Mais c'était sans compter sur le génie de Lubitsch et un jeu d'acteur impeccable, et pour vous décrire de ce qui suit sans trop le faire, la possibilité de cette rencontre nait d'un quiproquo : ce français qui était vu en train de fleurir la tombe et qui a connu le soldat perdu à Paris est considéré comme son ami. Dès lors, il est accueilli comme un roi, porteur de la mémoire du défunt et bien sûr notre héros ne parvient à dire qu'il y a méprise et n'ose plus avouer son assassinat. Dur de passer de la place de l'ami à celui de tueur. La famille l'adore, le père médecin, la mère et l'ex-fiancée de leur fils ; il ressemble à l'enfant disparu et ils le défendent auprès du village qui gronde de colère de savoir accueilli un français sur leur terre, un enfant de cette patrie qui a tué leur propres enfants.
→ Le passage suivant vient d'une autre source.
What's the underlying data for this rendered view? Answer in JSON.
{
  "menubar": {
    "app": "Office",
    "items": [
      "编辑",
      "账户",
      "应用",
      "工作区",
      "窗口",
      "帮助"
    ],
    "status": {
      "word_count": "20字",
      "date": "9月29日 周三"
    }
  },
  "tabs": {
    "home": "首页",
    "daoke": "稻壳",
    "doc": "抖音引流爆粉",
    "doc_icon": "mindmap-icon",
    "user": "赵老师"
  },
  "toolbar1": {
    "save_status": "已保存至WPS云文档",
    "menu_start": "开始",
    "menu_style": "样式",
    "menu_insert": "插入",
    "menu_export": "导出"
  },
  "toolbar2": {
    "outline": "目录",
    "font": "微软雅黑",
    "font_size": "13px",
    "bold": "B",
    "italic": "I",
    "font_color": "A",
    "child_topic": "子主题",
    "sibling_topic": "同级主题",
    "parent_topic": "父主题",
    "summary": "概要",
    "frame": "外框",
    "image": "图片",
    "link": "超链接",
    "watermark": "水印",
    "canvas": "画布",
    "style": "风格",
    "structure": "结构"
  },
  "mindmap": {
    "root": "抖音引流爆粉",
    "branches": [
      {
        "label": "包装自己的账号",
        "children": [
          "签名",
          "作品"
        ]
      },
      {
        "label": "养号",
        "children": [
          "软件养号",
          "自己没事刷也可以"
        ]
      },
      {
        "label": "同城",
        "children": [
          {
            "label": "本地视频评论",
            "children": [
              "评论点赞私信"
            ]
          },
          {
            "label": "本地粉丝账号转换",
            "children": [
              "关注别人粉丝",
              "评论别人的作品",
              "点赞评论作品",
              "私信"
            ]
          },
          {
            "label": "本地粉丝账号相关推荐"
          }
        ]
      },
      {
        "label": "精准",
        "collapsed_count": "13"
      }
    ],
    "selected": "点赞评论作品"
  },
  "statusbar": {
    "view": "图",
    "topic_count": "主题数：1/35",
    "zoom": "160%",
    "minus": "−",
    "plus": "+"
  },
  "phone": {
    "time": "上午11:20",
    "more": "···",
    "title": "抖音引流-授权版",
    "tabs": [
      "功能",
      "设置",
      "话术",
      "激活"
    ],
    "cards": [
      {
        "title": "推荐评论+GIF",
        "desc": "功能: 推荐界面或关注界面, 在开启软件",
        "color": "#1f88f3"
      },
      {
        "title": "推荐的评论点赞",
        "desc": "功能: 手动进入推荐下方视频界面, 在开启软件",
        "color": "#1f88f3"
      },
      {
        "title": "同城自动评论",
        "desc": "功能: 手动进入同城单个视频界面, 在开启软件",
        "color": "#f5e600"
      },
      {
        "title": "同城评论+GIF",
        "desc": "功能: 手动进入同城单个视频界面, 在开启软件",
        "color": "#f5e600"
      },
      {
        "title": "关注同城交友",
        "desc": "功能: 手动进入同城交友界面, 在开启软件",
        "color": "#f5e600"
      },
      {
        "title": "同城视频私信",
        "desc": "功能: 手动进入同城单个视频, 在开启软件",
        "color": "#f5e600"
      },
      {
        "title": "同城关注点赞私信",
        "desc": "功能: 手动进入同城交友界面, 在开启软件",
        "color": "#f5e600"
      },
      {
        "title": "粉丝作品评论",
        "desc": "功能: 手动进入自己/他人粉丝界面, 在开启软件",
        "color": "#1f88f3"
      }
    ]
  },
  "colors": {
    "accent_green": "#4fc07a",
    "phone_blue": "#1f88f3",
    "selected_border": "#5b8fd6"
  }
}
La suite ? Regardez-le. L'exercice était périlleux et presque condamné à l'échec mais la qualité de ces grands réalisateurs est de savoir porter un thème et le filmer sans tomber dans les écueils, ni la mièvrerie ou le glauque, c'est d'être en équilibre sur le fil et nous porter.
Quelle justesse dans la réalisation ! Comment filmer la douleur d'une famille au lendemain d'une guerre des plus meurtrières et la confrontation avec un fils de la nation ennemie ? Comment représenter un discours légitime sur la responsabilité de cette guerre et les conséquences sur sa propre descendance ?
Encore une fois, Lubitsch par le détail, l'anecdote réalise un film qui, même s'il est considéré comme mineur, bénéficie d'une réflexion sur notre propre humanité et son libre arbitre.
Et aussi, techniquement, que des plans parfaits, des prises de vue impeccables et précises, sobres à l'image du contexte !
Une forme de perfection pour un sujet aussi délicat. Une vraie prouesse.
Pour l'anecdote personnelle, ma compagne s'est tournée vers moi à la fin, alors que nous n'avions pas échangé un mot depuis le début, et m'a simplement dit : «Je crois que c'est l'un des plus beaux films que j'ai vu»...
Ainsi je n'étais pas le seul à le penser.